Yazıda, “Bu gelişmeler, ABD’de talebin ve ticaretin yavaşlamasına niye olabilir ve gelişmekte olan piyasalarda sermaye çıkışlarına ve para ünitesinin kıymet kaybetmesine yol açabilir” sözlerine yer verildi.

Türkiye’nin riskleri

Uzmanlara nazaran, Fed faiz artırdığında gelişmekte olan piyasaları bekleyen çeşitli riskler bulunuyor. Sermaye kaçışının hızlanması ve borçlanma maliyetlerinin artması bu riskler içinde.

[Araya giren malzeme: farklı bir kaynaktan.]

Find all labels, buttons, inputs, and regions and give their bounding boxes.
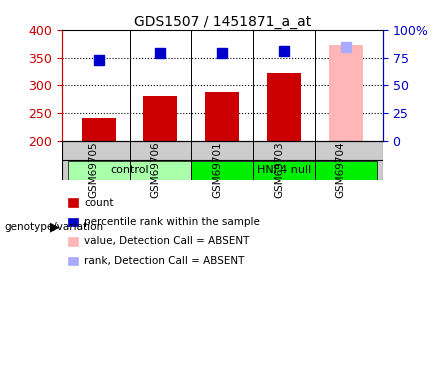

Türkiye’de memleketler arası direkt yatırımcı girişleri 2015’e kadar kademeli olarak artarken Fed’in faiz artırmaya başladığı 2015 yılının akabinde bu sayı önemli oranda düşmeye başladı. TCMB bilgilerine nazaran, 2015’te 12,2 milyar dolar olarak gerçekleşen yabancı yatırımlar 2020 yılına gelindiğinde 6 milyar doların altına indi. 2021 yılında ise bu sayı 7,5 milyar doların üzerinde gerçekleşti.

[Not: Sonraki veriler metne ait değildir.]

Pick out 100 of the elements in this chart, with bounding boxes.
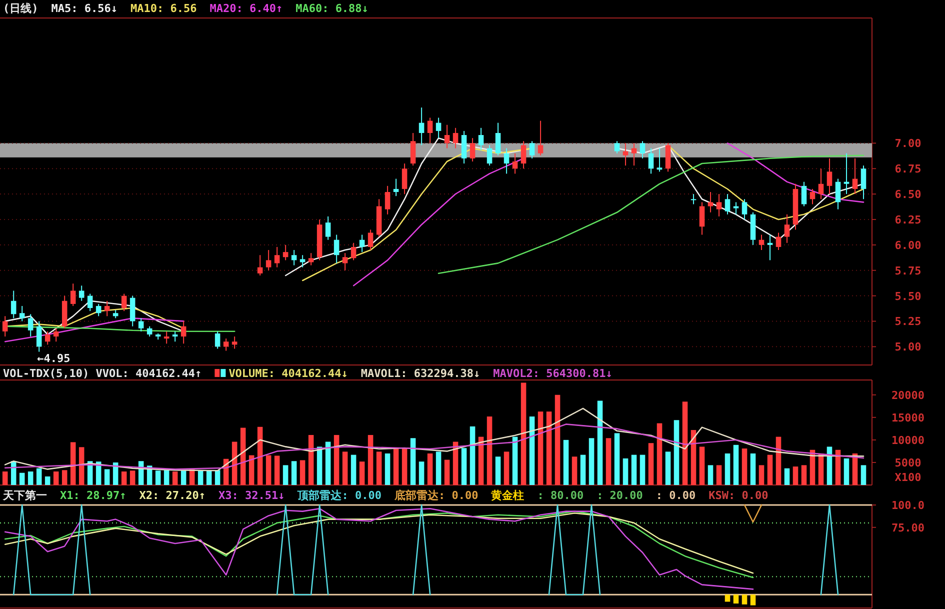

birebir vakitte kimi uzmanlar Türkiye’de sermaye kaçışının geçmiş senelerda yüksek olması niçiniyle bu bilginin son faiz artışlarından büyük bir biçimde etkilenmeyebileceği görüşünde. Lakin buna karşın kimi uzmanlar sermaye kaçışının sürebileceğini düşünüyor. Bunun yanında Fed’in siyaset faizinin artırmasının borç yükünü de artıracağı belirtiliyor.

Borç maliyetleri artıyor

Ekonomist Mahfi Eğilmez de kendi bloğunda husus ile ilgili yaptığı değerlendirmede gelişmiş ülke merkez bankalarının gerçekleştireceği faiz artışlarının Türkiye’nin borçlanma maliyetlerini güzelce üste çekeceğini vurgulamıştı. Eğilmez, 26 Mart tarihinde kaleme aldığı yazıda şu sözlere yer vermişti:

“Gelişmiş ülke merkez bankalarının faizleri artırmaları ve akabinde nakdî sıkılaştırmaya başlamaları, aslına bakarsanız dışarıdan çok yüksek maliyetle fon bulabilen Türkiye’nin borçlanma maliyetlerini yeterlice üste çekecek. Bu ay ortasında 2 milyar dolarlık tahvil ihracı yapan Hazine’nin ödeyeceği faiz yüzde 8,62 ile tarihi bir rekora ulaştı. Bu gelişme, cari açık verdiği için dış borçlanmaya gereksinimi olan Türkiye açısından çok can sıkıcı bir gelişme.”